Emotionally, when we are stressed we tend to feel less motivated and lack energy.

This in itself can lead us to make different food choices.

Throw into the mix that many people use food to TRY to make themselves feel better or numb out to what might be uncomfortable feelings (even though you may not recognise that this is what you are doing at the time), and you’ve got another scenario in which you’re more likely to opt for potato chips over kale salad.

What are some of the best foods that we should be reaching for during particularly stressful times to support our overall wellbeing?
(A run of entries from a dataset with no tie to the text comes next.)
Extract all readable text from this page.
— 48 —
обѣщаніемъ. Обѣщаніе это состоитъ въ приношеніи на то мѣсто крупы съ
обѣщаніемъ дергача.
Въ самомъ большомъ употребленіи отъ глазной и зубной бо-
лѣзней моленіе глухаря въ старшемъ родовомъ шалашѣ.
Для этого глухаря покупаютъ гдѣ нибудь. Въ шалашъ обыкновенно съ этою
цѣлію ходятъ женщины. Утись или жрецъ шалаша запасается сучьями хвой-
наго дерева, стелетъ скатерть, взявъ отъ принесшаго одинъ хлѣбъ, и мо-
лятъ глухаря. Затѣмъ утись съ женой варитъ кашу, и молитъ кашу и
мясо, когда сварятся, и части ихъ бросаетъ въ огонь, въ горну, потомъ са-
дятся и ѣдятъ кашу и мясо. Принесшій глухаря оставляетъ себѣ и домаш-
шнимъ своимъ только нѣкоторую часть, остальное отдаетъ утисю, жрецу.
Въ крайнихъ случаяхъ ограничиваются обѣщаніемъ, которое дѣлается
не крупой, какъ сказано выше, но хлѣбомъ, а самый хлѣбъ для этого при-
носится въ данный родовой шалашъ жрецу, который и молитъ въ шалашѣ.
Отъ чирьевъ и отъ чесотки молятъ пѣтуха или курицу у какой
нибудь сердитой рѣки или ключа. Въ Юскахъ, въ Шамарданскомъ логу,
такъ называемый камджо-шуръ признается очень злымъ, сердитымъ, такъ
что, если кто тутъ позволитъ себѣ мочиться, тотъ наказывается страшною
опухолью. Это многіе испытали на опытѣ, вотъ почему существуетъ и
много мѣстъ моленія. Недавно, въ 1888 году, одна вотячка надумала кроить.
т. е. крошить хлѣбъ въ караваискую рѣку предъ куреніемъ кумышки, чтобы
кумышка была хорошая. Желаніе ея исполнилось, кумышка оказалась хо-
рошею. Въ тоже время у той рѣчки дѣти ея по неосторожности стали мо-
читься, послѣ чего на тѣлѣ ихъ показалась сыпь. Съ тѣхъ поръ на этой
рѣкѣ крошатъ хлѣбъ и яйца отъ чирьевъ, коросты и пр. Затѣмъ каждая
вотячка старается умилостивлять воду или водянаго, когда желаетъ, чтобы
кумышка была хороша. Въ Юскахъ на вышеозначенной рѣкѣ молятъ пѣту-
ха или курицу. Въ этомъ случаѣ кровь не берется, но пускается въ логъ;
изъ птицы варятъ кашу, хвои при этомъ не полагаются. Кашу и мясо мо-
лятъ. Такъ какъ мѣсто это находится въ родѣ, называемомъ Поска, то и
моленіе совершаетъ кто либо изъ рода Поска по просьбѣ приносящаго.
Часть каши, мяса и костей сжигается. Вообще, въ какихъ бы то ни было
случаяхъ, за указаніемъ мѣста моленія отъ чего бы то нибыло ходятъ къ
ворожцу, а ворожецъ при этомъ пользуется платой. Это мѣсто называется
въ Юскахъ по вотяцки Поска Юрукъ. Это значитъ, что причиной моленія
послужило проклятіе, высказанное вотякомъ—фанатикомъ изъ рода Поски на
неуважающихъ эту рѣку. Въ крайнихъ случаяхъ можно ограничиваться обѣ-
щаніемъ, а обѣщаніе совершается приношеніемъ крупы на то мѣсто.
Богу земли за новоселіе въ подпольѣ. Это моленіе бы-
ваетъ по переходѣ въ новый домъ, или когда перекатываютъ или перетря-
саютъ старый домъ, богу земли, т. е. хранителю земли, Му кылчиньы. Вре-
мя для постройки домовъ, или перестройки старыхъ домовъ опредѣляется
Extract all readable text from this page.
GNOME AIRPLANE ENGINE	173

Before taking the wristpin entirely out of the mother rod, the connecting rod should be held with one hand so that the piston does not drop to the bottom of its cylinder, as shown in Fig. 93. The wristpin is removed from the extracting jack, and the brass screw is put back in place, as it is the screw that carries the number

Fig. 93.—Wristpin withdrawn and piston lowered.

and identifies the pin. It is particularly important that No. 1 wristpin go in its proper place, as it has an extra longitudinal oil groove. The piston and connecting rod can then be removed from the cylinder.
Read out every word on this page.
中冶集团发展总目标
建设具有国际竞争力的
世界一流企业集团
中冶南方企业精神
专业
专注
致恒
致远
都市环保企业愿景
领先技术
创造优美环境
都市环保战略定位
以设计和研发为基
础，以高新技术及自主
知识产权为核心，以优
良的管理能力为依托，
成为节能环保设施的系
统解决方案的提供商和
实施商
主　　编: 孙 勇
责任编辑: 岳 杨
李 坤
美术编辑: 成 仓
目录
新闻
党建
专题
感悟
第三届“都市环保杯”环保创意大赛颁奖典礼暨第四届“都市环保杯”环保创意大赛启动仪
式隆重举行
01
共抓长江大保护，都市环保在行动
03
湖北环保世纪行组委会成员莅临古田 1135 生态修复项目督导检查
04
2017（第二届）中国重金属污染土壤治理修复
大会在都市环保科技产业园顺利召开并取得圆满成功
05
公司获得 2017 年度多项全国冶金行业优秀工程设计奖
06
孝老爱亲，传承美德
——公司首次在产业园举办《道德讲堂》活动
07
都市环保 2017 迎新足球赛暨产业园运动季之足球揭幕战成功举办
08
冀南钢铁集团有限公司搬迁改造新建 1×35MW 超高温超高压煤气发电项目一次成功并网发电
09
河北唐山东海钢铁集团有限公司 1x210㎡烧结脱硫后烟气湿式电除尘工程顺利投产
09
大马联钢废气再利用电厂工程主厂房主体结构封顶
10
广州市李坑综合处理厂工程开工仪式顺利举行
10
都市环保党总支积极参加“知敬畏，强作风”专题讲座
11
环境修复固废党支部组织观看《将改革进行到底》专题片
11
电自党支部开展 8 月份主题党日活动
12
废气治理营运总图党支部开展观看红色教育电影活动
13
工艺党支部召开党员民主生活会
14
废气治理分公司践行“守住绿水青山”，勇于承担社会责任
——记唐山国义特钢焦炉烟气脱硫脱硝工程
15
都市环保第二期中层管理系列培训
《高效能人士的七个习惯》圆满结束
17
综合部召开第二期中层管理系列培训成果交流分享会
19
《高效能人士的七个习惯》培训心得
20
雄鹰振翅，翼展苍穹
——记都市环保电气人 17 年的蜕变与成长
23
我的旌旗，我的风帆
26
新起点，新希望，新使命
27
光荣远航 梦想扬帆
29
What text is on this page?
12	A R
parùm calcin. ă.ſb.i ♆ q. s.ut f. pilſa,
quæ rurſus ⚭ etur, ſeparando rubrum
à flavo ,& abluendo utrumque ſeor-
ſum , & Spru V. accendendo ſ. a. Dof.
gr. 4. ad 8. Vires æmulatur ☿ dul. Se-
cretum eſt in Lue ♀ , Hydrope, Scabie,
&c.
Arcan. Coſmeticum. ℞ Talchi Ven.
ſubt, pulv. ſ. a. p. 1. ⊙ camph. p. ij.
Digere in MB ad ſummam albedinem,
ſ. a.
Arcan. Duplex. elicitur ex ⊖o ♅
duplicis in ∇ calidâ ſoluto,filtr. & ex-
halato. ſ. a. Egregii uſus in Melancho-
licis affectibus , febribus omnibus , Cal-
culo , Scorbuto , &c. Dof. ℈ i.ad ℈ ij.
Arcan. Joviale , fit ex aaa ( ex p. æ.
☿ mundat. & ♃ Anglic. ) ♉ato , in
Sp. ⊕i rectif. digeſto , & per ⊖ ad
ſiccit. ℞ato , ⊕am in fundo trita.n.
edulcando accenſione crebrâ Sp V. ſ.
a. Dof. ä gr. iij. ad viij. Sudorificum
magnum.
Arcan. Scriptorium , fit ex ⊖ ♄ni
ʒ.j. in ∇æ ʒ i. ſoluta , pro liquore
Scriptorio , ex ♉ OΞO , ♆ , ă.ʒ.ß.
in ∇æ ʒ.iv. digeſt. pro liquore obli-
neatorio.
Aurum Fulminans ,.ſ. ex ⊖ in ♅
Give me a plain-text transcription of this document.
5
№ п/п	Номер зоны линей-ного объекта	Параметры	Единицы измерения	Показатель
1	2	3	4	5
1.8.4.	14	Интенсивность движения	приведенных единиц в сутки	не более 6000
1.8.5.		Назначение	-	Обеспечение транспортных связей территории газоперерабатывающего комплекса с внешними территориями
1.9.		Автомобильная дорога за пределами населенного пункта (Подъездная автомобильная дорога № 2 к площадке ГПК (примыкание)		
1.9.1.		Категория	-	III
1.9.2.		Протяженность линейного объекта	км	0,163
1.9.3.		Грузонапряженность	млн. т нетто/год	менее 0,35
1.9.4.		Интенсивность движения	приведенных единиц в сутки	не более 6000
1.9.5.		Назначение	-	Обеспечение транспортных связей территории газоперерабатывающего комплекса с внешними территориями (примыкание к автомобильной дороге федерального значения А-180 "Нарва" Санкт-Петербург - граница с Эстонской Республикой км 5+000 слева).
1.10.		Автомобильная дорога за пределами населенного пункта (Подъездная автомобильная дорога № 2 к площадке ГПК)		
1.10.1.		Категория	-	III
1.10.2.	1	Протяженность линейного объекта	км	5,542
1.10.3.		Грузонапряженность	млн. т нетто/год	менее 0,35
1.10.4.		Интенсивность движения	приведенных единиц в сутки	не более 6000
When we experience stress, our need for nutrients increases because now, on top of all the other important biochemical processes that happen within us all day every day, we also have to build stress hormones as well.

Our body requires specific nutrients in order to build these stress hormones—many of which are needed for other vital biochemical processes – things like B vitamins, vitamin C and magnesium.

Yet stress hormones are considered the priority so the nutrients will go to their creation before anything else.

This is one mechanism through which stress can begin to take a toll on our health and we may begin to experience symptoms in our body that we don’t initially connect to extended stress.

So what we really need to focus on during times like these is increasing our intake of whole, real food—especially plenty of vegetables.

What are some of the most effective strategies for eliminating stress?

It’s very difficult to reduce your experience of stress without exploring your perception of pressure and urgency as well as any beliefs you have that might be creating perceptions of stress.

Restorative practices such as diaphragmatic breathing, restorative yoga, tai chi, meditation or qi gong are wonderful balms to a stressed nervous system, however, we need to get to the heart of what is causing our stress in order to transform it.

Most often it is our mind.

To examine what’s truly at the heart of our stress, instead of scrutinising WHAT stresses us out, we need to examine HOW we actually think.

This is a concept I dive into deeply in my book, The Invisible Load.

For example, when a colleague phones you and asks where some work is as she needed it yesterday, we often don’t really hear what the person has said – instead we hear what we think they meant.

Behind their request for work, we’ll perceive that they think we are lazy, or inefficient, or not a hard worker – in other words we perceive that they now see us in an unfavourable way.

So the stress comes from worrying about what they think of us. Yet we dreamed that bit up. All they did was ask for work and we created their “disapproval” of us with our thinking. That’s the type of “stress” we can change. That’s the part I’m interested in.